C’est cette  résonance importante, et sans équivalence, que traduit clairement la confrontation des deux artistes. Si pour Dante ce qui guide la main humaine est divine, l’écrivain induit bien une distinction entre différentes sphères de réalités qu’il traduit dans une tension poétique à la fois narrative et métaphorique. Le travail de Botticelli s’imprègne de cette complexité. Il demeure impossible de savoir s’il s’est engagé dans une aventure mystique ou de représentation.

Puissance évocatrice

« L’équilibre entre l’image et le texte est un critère incontournable de notre démarche.  Il ne se s’agit pas d’une simple répartition dans  l’espace mais de puissance évocatrice. Si celle-ci est insuffisante, j’abandonne le projet », indique l’éditrice.

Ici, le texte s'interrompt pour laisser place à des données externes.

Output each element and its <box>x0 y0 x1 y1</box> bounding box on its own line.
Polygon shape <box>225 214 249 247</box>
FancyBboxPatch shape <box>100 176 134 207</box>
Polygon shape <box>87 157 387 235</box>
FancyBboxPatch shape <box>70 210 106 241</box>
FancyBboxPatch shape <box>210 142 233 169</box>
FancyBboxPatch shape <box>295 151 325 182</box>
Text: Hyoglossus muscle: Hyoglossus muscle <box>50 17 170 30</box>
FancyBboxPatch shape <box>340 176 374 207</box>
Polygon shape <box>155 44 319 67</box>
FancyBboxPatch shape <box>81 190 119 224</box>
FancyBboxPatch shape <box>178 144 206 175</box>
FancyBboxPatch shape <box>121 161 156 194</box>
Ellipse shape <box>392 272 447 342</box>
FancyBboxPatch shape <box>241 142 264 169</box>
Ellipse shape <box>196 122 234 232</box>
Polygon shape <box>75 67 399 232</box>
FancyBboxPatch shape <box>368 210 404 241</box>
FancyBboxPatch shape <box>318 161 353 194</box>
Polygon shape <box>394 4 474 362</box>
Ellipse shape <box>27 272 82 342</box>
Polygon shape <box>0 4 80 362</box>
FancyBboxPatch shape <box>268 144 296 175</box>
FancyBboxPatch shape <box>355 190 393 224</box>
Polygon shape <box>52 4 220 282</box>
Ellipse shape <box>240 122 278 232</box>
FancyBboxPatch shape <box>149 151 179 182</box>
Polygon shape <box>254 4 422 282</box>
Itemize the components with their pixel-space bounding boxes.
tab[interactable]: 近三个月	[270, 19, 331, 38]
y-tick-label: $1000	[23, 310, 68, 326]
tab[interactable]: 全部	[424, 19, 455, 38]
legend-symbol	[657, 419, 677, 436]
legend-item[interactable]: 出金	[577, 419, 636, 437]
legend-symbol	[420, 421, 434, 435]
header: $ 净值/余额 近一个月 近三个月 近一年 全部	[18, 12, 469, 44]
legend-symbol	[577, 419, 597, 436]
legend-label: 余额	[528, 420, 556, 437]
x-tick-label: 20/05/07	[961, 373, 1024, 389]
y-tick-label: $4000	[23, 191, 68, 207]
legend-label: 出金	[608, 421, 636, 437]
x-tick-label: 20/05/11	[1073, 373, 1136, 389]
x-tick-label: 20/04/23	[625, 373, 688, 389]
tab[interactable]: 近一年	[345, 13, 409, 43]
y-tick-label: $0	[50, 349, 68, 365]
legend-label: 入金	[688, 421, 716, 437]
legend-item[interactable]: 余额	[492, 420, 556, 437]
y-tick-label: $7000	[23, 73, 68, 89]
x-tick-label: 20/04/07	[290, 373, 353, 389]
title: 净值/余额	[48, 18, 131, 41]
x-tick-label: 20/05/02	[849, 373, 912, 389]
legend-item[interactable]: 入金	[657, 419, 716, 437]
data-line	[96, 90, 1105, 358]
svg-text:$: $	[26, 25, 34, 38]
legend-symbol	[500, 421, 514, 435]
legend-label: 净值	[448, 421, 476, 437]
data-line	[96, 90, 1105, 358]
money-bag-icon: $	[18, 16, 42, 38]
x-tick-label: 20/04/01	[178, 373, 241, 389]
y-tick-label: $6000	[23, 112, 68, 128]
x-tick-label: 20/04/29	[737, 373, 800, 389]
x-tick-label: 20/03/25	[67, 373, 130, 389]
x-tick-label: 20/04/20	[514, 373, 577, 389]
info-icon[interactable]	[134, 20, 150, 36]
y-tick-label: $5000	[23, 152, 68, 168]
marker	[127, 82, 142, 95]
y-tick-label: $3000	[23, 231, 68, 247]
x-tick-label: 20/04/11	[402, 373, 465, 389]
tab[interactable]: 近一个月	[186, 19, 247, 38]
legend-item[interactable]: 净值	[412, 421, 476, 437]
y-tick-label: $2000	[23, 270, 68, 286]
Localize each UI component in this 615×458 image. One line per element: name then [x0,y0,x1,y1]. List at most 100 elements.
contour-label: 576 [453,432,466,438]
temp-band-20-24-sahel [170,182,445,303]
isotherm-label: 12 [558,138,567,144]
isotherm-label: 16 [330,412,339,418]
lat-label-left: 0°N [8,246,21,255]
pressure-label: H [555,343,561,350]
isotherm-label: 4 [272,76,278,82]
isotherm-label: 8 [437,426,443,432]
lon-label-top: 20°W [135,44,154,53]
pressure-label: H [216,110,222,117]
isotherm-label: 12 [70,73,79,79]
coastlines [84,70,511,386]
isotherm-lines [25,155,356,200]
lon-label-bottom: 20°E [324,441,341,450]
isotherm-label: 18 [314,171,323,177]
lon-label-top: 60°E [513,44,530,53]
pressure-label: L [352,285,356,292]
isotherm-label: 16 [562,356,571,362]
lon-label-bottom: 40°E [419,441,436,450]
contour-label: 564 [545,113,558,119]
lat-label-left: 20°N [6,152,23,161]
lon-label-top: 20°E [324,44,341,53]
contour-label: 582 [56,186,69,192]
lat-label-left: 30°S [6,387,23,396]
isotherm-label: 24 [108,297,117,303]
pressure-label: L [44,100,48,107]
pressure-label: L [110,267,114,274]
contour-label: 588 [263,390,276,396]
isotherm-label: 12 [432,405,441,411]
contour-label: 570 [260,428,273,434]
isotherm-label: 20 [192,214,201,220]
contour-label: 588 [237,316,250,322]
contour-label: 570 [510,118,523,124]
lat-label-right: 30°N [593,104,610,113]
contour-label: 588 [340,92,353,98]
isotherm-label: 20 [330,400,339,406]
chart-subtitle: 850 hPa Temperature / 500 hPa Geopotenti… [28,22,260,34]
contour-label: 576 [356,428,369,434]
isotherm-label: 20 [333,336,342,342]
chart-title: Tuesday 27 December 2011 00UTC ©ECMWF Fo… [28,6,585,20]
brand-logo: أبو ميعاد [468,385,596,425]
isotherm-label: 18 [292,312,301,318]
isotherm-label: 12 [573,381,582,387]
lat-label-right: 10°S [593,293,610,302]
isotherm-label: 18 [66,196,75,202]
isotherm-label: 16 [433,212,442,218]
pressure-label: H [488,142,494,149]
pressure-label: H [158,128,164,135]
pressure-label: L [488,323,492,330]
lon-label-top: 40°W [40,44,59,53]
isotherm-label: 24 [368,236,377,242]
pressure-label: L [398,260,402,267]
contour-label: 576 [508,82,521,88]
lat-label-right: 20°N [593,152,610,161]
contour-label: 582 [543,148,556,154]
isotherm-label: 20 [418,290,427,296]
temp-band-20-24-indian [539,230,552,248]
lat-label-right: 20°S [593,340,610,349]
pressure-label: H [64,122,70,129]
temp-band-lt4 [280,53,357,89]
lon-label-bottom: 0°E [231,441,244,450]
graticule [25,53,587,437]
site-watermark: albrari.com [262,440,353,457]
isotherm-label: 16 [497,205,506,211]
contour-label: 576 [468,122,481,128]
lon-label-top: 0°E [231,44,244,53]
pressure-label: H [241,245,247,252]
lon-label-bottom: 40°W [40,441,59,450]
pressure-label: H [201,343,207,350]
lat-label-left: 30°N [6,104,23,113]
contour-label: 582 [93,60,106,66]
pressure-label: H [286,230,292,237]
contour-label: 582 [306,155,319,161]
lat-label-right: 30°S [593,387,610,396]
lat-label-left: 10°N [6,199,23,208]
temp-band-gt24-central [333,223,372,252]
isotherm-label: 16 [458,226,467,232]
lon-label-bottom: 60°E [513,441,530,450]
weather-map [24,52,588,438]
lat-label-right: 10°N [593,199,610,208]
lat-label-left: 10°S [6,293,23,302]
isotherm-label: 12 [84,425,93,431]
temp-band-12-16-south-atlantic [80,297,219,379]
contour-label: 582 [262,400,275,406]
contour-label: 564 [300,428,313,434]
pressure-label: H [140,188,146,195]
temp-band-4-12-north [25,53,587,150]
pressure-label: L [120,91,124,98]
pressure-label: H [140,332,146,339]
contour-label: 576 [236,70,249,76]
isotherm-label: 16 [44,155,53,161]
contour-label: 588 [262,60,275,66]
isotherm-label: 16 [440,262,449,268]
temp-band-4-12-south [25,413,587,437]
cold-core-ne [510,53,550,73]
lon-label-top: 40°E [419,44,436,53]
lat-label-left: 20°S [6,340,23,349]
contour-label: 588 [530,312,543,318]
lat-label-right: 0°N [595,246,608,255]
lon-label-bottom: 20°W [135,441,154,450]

A d’autres endroits, cette  exigence a conduit Diane de Selliers à quelques déconvenues. Comme quand elle s’est vue refuser l’accès de ses livres dans les  rayons d’histoire de l’art de la BNF au motif ahurissant de la présence du texte. Bien d’autres périls menacent pourtant le statut de nos bibliothécaires nationaux.

La Divine Comédie, éditions Diane de Selliers, Petite collection, 60 euros.